Aşağıda bu video var. Doğru yaptığından yüzde yüz emin olan bir polisin ağzından, yerde elleri bağlı şekilde yatırılmış insanlara bağırışı var. Bir kez daha izleyelim:
“Türk’ün gücünü göreceksiniz” cümlesini iyi hatırlayalım. Hafızamıza kaydedelim. Özel Harekatçı’ya göre ‘Türk’ün gücü’ o anda insanları yere sermesiydi. O insanlara Türk’ün gücünü gösteriyor, propagandasını yapıyordu.
Bir de aşağıdaki videoyu izleyelim. Söz konusu video 12 Nisan’da Ağrı’da düzenlenen seçim öncesi provokasyonun videosu. 2 kişinin hayatını kaybettiği olayda yerde ölüme terkedilmiş yaralı askerler var. Bu olay İmralı Heyeti’nin raporunda şöyle dile getirilmiştir: Olay bölgesine giren sivil halktan gruplar, yaşamını yitiren Cezmi Budak ve yaralı Cenap İlboğa ile yaralı askerleri dağdan aşağılara doğru indirerek hastanelere bizzat ulaştırmış, bu şekilde ölüme terk edilen yaralıların kurtarılmasını sağlamışlardır. Bu konudaki fotoğraf ve video kayıtları yazılı ve görsel iletişim organlarında da yer bulmuştur.
Halk yaralı askerlere yardım ediyor, ve aralarında aşağıdaki diyalog gerçekleşiyor:
Askerin biri arkadaşı yaralıyken hala malzemeyi soruyor.
Halktan biri de cevaplıyor:
“Boşver malzemeyi, nalet gelsin malzemeye, arkadaşın ölüyor. Size insanlığı öğreteceğiz.”

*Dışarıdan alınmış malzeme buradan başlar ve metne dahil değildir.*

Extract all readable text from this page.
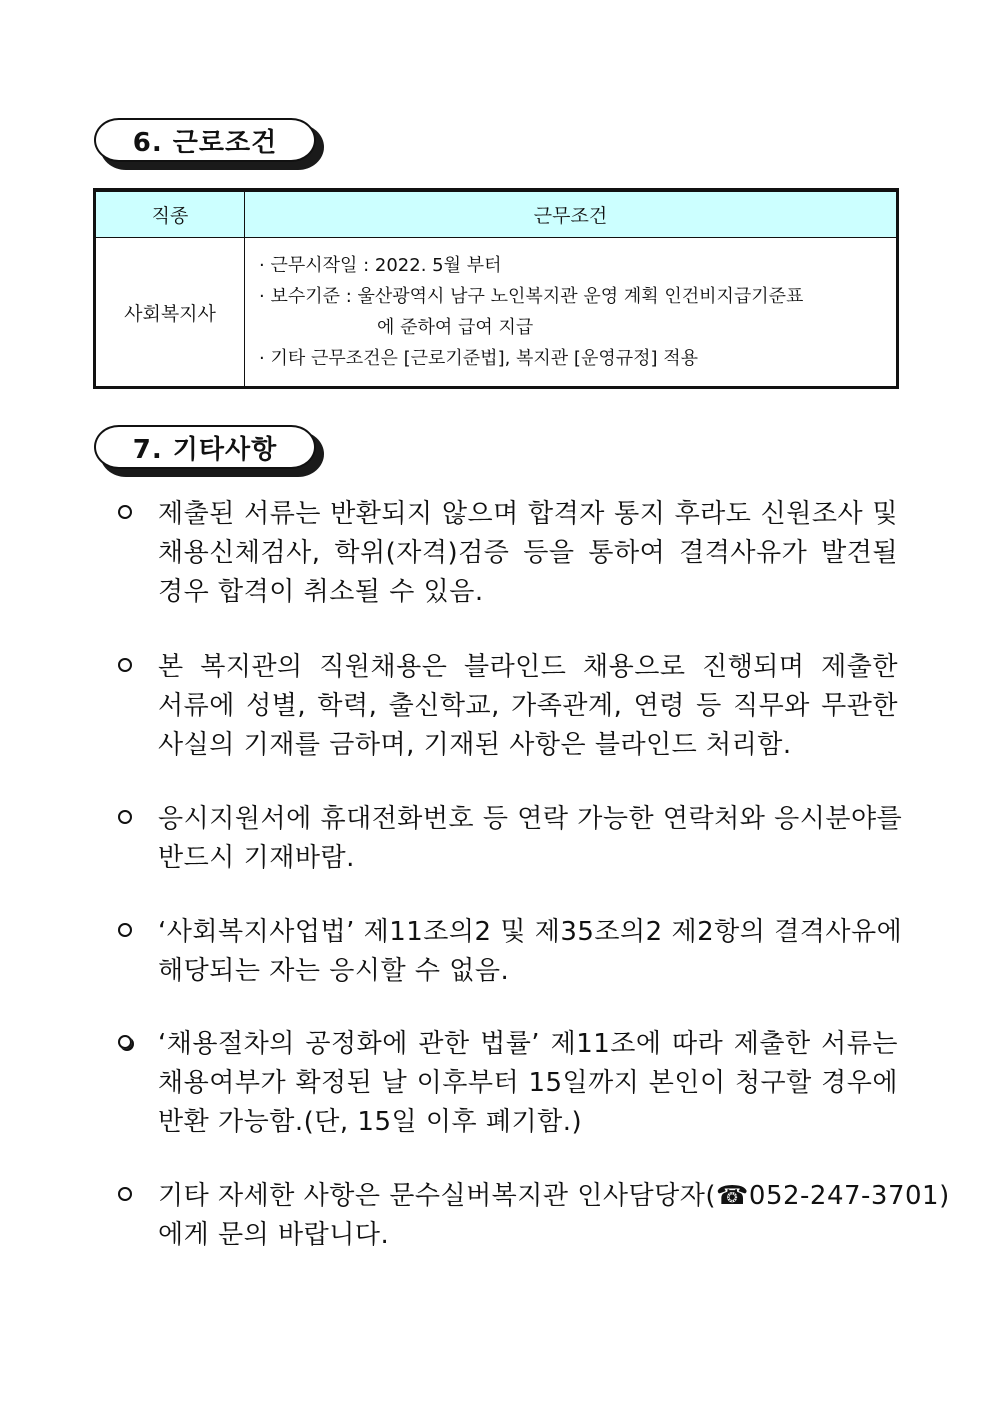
6. 근로조건
직종	근무조건
사회복지사	· 근무시작일 : 2022. 5월 부터
· 보수기준 : 울산광역시 남구 노인복지관 운영 계획 인건비지급기준표
에 준하여 급여 지급
· 기타 근무조건은 [근로기준법], 복지관 [운영규정] 적용
7. 기타사항
제출된 서류는 반환되지 않으며 합격자 통지 후라도 신원조사 및
채용신체검사, 학위(자격)검증 등을 통하여 결격사유가 발견될
경우 합격이 취소될 수 있음.
본 복지관의 직원채용은 블라인드 채용으로 진행되며 제출한
서류에 성별, 학력, 출신학교, 가족관계, 연령 등 직무와 무관한
사실의 기재를 금하며, 기재된 사항은 블라인드 처리함.
응시지원서에 휴대전화번호 등 연락 가능한 연락처와 응시분야를
반드시 기재바람.
‘사회복지사업법’ 제11조의2 및 제35조의2 제2항의 결격사유에
해당되는 자는 응시할 수 없음.
‘채용절차의 공정화에 관한 법률’ 제11조에 따라 제출한 서류는
채용여부가 확정된 날 이후부터 15일까지 본인이 청구할 경우에
반환 가능함.(단, 15일 이후 폐기함.)
기타 자세한 사항은 문수실버복지관 인사담당자(☎052-247-3701)
에게 문의 바랍니다.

Bir yanda “Türk’ün gücünü” göstermek isteyen bir polis, diğer yanda ‘İnsanlık öğreteceğiz’ diyen insan. Barışın bu topraklara er ya da geç geleceği belli. Asıl soru barışı kimlerin getireceği. Bu sorunun da cevabı her geçen gün daha çok berraklaşıyor, umudun tohumları filizlerini veriyor…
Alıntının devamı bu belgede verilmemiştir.